A light emitting layer provided between the electrode pair;

Provided between the light emitting layer and the lower electrode and doped with an electron donating substance A doped layer;

A self-luminous element comprising:

[8] an electrode pair comprising a lower electrode and an upper electrode facing the lower electrode;

A light emitting layer provided between the electrode pair;

A doped layer provided between the light emitting layer and the upper electrode and doped with an electron donating substance;

A self-luminous element comprising:

[9] The self-luminous element according to [7] or [8], wherein the buffer layer has a charge blocking function for blocking charges moving from the light emitting layer to the doped layer side.

[10] The buffer layer includes first reflected light that is reflected on a surface of the layer on which the light emitted from the light emitting layer is stacked, and light that is emitted from the light emitting layer and passes through the buffer layer. 10. The self-luminous element according to claim 9, wherein the self-luminous element is provided with a film thickness that causes optical interference that strengthens the second reflected light reflected by the surface on the doped layer side.

[11] The self-luminous element according to [7] or [8], wherein the doped layer includes the same material as the material forming the buffer layer and the electron donating substance.

[12] The self-luminous element according to [7] or [8], wherein the doped layer includes a material different from a material forming the buffer layer and the electron donating substance.

13. The self-luminous element according to claim 1, 2, 7 or 8, wherein the self-luminous element is an organic EL element.

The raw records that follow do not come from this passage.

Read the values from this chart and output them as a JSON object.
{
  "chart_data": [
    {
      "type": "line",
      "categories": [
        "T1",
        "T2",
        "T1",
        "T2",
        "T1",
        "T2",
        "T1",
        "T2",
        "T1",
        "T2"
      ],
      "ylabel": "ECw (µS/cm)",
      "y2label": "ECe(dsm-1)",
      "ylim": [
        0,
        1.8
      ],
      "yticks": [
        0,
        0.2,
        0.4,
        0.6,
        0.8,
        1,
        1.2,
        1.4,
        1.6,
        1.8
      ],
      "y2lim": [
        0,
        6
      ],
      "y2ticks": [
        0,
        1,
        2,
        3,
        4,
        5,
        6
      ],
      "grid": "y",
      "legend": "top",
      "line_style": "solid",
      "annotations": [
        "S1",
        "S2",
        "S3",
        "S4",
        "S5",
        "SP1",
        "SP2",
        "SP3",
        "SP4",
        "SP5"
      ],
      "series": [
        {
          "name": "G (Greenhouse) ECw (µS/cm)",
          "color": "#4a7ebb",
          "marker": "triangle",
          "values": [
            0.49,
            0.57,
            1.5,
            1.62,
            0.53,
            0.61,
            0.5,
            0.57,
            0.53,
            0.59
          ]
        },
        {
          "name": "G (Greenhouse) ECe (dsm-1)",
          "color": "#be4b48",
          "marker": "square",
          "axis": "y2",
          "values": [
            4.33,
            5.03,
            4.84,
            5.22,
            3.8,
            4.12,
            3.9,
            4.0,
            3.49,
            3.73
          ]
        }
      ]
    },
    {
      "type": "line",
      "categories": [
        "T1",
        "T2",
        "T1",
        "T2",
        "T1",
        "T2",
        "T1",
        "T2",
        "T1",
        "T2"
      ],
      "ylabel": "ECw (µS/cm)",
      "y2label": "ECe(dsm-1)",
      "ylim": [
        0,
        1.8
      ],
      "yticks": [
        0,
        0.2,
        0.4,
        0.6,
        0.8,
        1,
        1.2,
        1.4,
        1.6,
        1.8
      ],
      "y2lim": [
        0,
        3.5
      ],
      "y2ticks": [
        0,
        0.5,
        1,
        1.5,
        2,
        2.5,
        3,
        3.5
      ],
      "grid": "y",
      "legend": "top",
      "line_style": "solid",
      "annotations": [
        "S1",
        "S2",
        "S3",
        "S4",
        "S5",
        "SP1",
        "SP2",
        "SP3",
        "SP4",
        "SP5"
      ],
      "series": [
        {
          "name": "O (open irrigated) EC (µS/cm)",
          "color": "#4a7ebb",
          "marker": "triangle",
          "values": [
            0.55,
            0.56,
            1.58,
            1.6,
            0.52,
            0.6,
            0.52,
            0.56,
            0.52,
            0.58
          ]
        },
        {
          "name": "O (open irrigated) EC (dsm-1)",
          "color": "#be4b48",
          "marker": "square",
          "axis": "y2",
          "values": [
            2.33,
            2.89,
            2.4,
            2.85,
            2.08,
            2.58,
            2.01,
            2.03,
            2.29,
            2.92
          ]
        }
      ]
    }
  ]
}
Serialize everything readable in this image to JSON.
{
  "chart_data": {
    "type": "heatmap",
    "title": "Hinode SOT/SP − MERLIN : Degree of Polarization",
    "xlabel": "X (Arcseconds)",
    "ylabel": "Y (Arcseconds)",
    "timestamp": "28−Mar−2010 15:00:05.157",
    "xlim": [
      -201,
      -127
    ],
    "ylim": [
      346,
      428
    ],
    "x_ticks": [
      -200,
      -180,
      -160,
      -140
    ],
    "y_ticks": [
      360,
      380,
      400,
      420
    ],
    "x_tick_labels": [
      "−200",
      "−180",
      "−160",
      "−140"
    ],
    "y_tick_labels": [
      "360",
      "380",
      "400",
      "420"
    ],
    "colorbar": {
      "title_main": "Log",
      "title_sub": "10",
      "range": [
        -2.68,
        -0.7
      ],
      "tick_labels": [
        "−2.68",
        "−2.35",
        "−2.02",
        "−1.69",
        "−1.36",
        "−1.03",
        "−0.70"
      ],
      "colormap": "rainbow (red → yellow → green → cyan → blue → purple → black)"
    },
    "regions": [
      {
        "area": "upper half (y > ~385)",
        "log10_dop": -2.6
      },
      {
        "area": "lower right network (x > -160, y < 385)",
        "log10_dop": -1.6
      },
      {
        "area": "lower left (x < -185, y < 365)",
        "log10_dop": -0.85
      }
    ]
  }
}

[14] An electrode pair including a lower electrode and an upper electrode facing the lower electrode, a light emitting layer provided between the electrode pair, and an electron pair provided between the light emitting layer and the lower electrode, A doped layer doped with an acceptor substance or an electron-donating substance, a buffer layer provided between the doped layer and the light emitting layer, wherein the film thickness is larger than the film thickness of the doped layer; A self-light-emitting panel comprising a plurality of self-light-emitting elements provided on a substrate Le.

An electrode pair including a lower electrode and an upper electrode facing the lower electrode; a light emitting layer provided between the electrode pair; and an electron accepting property provided between the light emitting layer and the upper electrode. A doped layer doped with a substance or an electron-donating substance, and a buffer layer provided between the doped layer and the light emitting layer, wherein the film thickness is larger than the film thickness of the doped layer. A self-luminous panel comprising a plurality of light-emitting elements disposed on a substrate.